Die in den Jahren 1981 bis 1983 erzielten Verluste können deshalb nicht mit der im Juni 1984 eröffneten Modeboutique in Verbindung gesetzt werden. Die im Jahr 1984 in X eröffnete Modeboutique ist isoliert zu betrachten. Demnach sind im Streitfall lediglich die Verluste der Jahre 1984 bis 1988 zu berücksichtigen, mithin ein Zeitraum von fünf Jahren. Hierbei handelt es sich um Anfangsverluste, die steuerlich zu berücksichtigen sind.
Der Bundesfinanzhof hat mit Urteil vom 05.05.1983 (IV R 53/80, NV) den Fall der Anfangsverluste bei dem Betrieb einer Modeboutique entschieden. Er hat dabei ausgeführt, dass der Betrieb einer Modeboutique von vornherein mit einem Erfolgsrisiko behaftet ist, das vor allem in der Unsicherheit besteht, ob es bei der begrenzten Käuferschicht eingeführt werden kann. Es könne daher erhebliche Zeit dauern, bis ein solcher Betrieb nach den erforderlichen Investitionen in die Gewinnzone gelange. Die ernsthafte Möglichkeit, dass ein jahrelang ausschließlich mit Verlust arbeitender Betrieb nicht in der Absicht der Gewinnerzielung geführt wird, ist gegeben, wenn feststeht, dass der Betrieb nach seiner Wesensart und der Art seiner Bewirtschaftung auf die Dauer gesehen nicht nachhaltig mit Gewinn arbeiten kann. Dies setzt allerdings voraus, das der Betrieb aus objektiven Gründen nicht zur Erzielung von Gewinnen geeignet erscheint (BFH-Urteil vom 22.04.1998 IX R 10/97, BStBl II 1998, 663 [BFH 22.04.1998 - XI R 10/97]). Das subjektive Merkmal einer schlechten Betriebsführung hingegen stellt die Geeignetheit eines Betriebes, Gewinne zu erzielen, nicht in Frage.
3.
Bei einem Unternehmen, das den Handel mit Damenmoden zum Gegenstand hat, spricht bereits der Beweis des ersten Anscheins zunächst dafür, dass es in der Absicht der Gewinnermittlung betrieben hat. Unternehmen dieser Art sind nach der Lebenserfahrung nicht typischerweise dazu bestimmt und geeignet, der Befriedigung persönlicher Neigungen des Steuerpflichtigen oder der Erlangung wirtschaftlicher Vorteile außerhalb der Einkommenssphäre zu dienen, zumal wenn, wie hier, der Betrieb noch um mehrere Filialen erweitert wird.
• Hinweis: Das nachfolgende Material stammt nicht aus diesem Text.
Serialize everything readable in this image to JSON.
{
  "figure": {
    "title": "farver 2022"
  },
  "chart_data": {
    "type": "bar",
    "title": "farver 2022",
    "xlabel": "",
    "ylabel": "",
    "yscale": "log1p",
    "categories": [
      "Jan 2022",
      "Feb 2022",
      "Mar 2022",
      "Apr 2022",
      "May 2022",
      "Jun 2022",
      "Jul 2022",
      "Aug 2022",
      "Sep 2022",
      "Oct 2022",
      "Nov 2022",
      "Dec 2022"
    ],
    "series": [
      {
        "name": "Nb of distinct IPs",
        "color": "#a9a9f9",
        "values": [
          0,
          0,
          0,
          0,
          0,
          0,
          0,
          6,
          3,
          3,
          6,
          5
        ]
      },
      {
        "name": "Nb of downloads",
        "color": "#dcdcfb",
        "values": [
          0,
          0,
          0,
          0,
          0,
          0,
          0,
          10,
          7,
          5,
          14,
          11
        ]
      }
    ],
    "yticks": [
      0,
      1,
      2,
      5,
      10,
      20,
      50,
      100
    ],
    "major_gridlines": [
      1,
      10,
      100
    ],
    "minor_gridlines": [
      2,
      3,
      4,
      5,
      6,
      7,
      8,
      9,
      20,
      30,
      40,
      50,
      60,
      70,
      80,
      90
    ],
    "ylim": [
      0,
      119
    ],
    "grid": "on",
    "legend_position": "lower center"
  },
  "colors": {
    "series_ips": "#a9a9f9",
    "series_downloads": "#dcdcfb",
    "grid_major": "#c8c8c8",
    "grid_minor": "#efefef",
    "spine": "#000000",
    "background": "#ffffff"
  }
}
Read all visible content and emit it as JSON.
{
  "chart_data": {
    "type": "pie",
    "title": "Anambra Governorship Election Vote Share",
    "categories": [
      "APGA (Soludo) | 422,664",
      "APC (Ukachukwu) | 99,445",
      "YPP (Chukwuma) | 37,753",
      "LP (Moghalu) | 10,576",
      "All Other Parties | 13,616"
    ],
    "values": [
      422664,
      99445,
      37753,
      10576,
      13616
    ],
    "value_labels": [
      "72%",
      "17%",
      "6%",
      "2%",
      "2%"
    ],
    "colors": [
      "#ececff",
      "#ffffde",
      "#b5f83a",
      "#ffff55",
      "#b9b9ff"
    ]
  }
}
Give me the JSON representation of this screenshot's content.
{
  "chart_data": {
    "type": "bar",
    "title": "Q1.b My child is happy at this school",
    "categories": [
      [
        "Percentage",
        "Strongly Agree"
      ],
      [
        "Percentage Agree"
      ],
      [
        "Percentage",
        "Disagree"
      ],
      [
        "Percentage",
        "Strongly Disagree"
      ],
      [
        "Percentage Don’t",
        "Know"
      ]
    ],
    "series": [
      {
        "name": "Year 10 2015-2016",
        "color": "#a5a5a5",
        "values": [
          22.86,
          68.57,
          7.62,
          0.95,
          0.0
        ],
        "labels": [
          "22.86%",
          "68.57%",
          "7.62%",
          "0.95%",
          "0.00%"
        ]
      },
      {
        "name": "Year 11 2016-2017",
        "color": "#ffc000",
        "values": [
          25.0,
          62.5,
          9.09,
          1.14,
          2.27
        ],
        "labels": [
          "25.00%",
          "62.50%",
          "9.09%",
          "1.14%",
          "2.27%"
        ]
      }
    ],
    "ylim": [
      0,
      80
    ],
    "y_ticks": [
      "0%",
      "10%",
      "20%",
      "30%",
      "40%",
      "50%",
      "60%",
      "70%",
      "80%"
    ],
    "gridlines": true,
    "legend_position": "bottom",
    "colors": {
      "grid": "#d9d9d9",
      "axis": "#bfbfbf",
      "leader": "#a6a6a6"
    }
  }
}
Im Streitfall war der Betrieb auch objektiv geeignet gewesen, nachhaltig Gewinn zu erzielen. Die Klägerin hat sich vor Eröffnung des Betriebes eine umfangreiche Existenzgründungsberatung eingeholt. Danach war für eine durchschnittliche Rohgewinnspanne von 56 % auszugehen und ein Gewinn nachhaltig zu erzielen. Die Klägerin hat sich insbesondere auch bemüht, in den Folgejahren, aus dem Betrieb der Modeboutique Gewinne zu erzielen. So hat sie insbesondere bereits im Jahre nach Betriebsöffnung, nämlich 1985 zwei weitere Filialen in A und X eröffnet, um die im Hauptgeschäft nicht abgesetzten Waren anderweitig zu veräußern. Sie hat dies allerdings nur mit hohen Verlusten erreichen können. Die Klägerin hat zudem ihr Konzept geändert, nach dem die Straße in X in den Jahren 1986 - 1987 durch verkehrsberuhigte Maßnahmen abgehängt wurde. Sie hat im Jahr 1988 an geeigneterer Stelle ein neues Ladengeschäft eröffnet und versucht, somit die Gewinne zu steigern. Dass ihr dies tatsächlich nicht gelungen ist, vermag die objektive Geeignetheit des Geschäftes, Gewinne zu erzielen, nicht zu erschüttern. Zumindest für eine Anlaufphase sind daher der Klägerin die Verluste steuerlich zuzurechnen.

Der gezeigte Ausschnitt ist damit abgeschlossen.